Susquehanna River: Keeping An Eye On Fracking

By on September 22, 2011
susquehanna river

With nearby natural gas drilling in the Marcellus Shale and other industrial runoff, two organizations in Elk County, Penn., have teamed up to monitor the area’s water. The Elk County Conservation District (ECCD) and the Iron Furnace chapter of Trout Unlimited, a coldwater conservation group, have put grant awards from the Colcom Foundation and the Stackpole-Hall Foundation toward establishing real-time water quality monitoring stations at 16 locations in sub-watersheds of the West Branch of the Susquehanna River, and the Clarion and Allegheny Rivers in and around Allegheny National Forest.

The Clarion River is the only river that runs through Elk County, and at one time was so badly polluted it could be lit on fire. In the last 40 years, the river has been cleaned and community members have developed a sense of responsibility and pride for their water. Now, concerns for drinking water, aquatic recreation and the aquatic habitat that supports high-quality fisheries throughout Western Pennsylvania have been raised by the increased natural gas drilling seen across the much of Pennsylvania. It is the hope of the ECCD and Trout Unlimited that the new monitoring project will help protect these valued waters.

Protection of public drinking water is the project’s priority. Residents have already begun gathering baseline measurements of water quality before major drilling begins in the area. That information will complement real-time water quality data gathered by NexSens satellite telemetry systems. The almost instantaneous water-quality warnings these systems provide will help the team respond to pollution events.

“We have to be proactive in watching over our waters. With this system, we can protect drinking water quality before a pollution event becomes a problem,” explained Kim Bonfardine, Watershed Specialist at ECCD.

Gas drilling in the Marcellus Shale frequently relies on a technique called hydraulic fracturing, in which high volumes of water and chemicals are injected into the shale formation to release natural gas. This brings with it the risk that the fracturing fluids, or the natural gas itself, could enter and contaminate underground aquifers and/or surface waterways.
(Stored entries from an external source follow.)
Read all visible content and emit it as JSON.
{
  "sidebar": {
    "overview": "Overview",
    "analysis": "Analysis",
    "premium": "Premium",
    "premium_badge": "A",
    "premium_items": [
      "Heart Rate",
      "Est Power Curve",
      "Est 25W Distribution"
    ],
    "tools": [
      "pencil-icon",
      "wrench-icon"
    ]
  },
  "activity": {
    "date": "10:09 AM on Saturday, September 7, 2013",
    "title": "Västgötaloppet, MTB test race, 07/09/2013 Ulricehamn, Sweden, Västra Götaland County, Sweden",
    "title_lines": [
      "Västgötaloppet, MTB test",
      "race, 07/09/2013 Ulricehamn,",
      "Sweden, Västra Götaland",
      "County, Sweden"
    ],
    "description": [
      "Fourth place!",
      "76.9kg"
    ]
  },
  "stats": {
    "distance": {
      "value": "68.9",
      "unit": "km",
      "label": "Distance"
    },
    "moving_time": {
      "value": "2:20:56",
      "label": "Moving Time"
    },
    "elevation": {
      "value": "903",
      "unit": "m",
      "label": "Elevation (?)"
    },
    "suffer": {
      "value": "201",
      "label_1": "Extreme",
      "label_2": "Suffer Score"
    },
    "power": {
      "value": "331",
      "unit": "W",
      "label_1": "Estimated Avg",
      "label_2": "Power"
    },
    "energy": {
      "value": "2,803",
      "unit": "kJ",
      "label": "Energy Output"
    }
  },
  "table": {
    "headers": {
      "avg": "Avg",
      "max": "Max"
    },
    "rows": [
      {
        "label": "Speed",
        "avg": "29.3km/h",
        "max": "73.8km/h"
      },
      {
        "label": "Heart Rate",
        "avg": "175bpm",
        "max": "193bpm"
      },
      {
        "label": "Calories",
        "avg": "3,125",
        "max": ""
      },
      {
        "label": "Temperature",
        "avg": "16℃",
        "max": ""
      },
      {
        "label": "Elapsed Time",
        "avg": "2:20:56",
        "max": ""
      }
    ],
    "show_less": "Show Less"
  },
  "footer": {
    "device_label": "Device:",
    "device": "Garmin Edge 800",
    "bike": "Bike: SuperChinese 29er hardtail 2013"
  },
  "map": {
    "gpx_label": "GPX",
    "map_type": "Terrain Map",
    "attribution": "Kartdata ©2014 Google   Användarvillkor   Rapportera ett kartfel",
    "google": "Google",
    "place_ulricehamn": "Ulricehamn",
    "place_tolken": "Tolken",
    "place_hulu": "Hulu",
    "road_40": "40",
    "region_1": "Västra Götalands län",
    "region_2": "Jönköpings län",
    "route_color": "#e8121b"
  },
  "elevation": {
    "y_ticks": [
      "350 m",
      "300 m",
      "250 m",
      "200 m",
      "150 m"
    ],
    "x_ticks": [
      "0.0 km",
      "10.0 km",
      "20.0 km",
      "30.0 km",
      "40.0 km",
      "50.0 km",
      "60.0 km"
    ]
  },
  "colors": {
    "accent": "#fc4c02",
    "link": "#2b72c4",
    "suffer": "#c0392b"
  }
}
The monitoring system allows natural gas drilling to take place and will alert if there is a pollution event.

The sites will be equipped with NexSens mast-mounted data loggers that use Iridium satellite telemetry to transmit data without relying on cellular networks. A 20-watt solar power kit continually recharges the systems, offering lasting performance without the need for battery changes.

Each data logger will connect to a multi-parameter water quality sonde, which is equipped to measure temperature, conductivity, pH, dissolved oxygen, and turbidity. This state-of-the-art equipment is designed for long-term deployments in both fresh and saltwater. It includes self-cleaning sensors to extend deployments. Calibration parameters are logged in an internal file for quality assurance.

Public awareness, a key element of the project, is facilitated with an online datacenter. Visitors can see charts and gauges, the locations of the watershed monitoring sites, and the latest measurements. The data is automatically collected from the loggers at four-hour intervals and transmitted via satellite telemetry to a computer running NexSens iChart software.

Project officials are basing their approach on the Susquehanna River Basin Commission’s water-quality monitoring project. The eastern third of Elk County is located in the Susquehanna River Basin, which covers most of central and eastern Pennsylvania and parts of southern New York. The remaining two-thirds of the county are what the ECCD and Trout Unlimited are concerned about. Bruce Dickson, a member of Iron Furnace Trout Unlimited, said that the lack of similar monitoring projects in the Allegheny National Forest area means water use goes unregulated.

“There’s so much public land up here, and there’s really no advocacy for it,” Dickson said. “We’re in a situation where our water withdrawal and disposal isn’t regulated under one tent like it is with the SRBC. It’s kind of a free-for-all.”

Dickson said Trout Unlimited is also working with watersheds in Forest and McKean counties so that more of the water resources in Allegheny National Forest are monitored. Some streams in the area are plagued by acidic water, which comes from coal mining drainage and acid rain. The soils on the Allegheny Plateau are sandstone-based and have lost much of their buffering capacity after years of exposure to acid precipitation. The acidic water inhibits fish and macroinvertebrate reproduction. Many people visit the area to fish for its native trout; however, sensitive freshwater fish could be threatened if conditions do not improve.

“They’re typically small populations, because the stream’s productivity is not there due to the long-term effects of acidification,” Dickson said.

To increase community awareness, Bonfardine works with area schools to teach students about local flora, fauna, and water quality. Some high school teachers have already expressed interest in the Web portal. They can incorporate data produced by the Elk County Monitoring Project into their lesson plans. Students will be able to take an active part in monitoring water quality by simply watching for spikes in parameters while in the classroom. Bonfardine also works with middle and high school students by taking them to acid mine drainage sights, acid precipitation sites, and to local streams for chemical analysis and macroinvertebrate identification.

“I think getting kids interested in the quality of the stream, whether there’s pollution or not, is a very important thing,” Bonfardine said. “I want them to develop a sense of stewardship where they feel responsible for the streams in their communities.”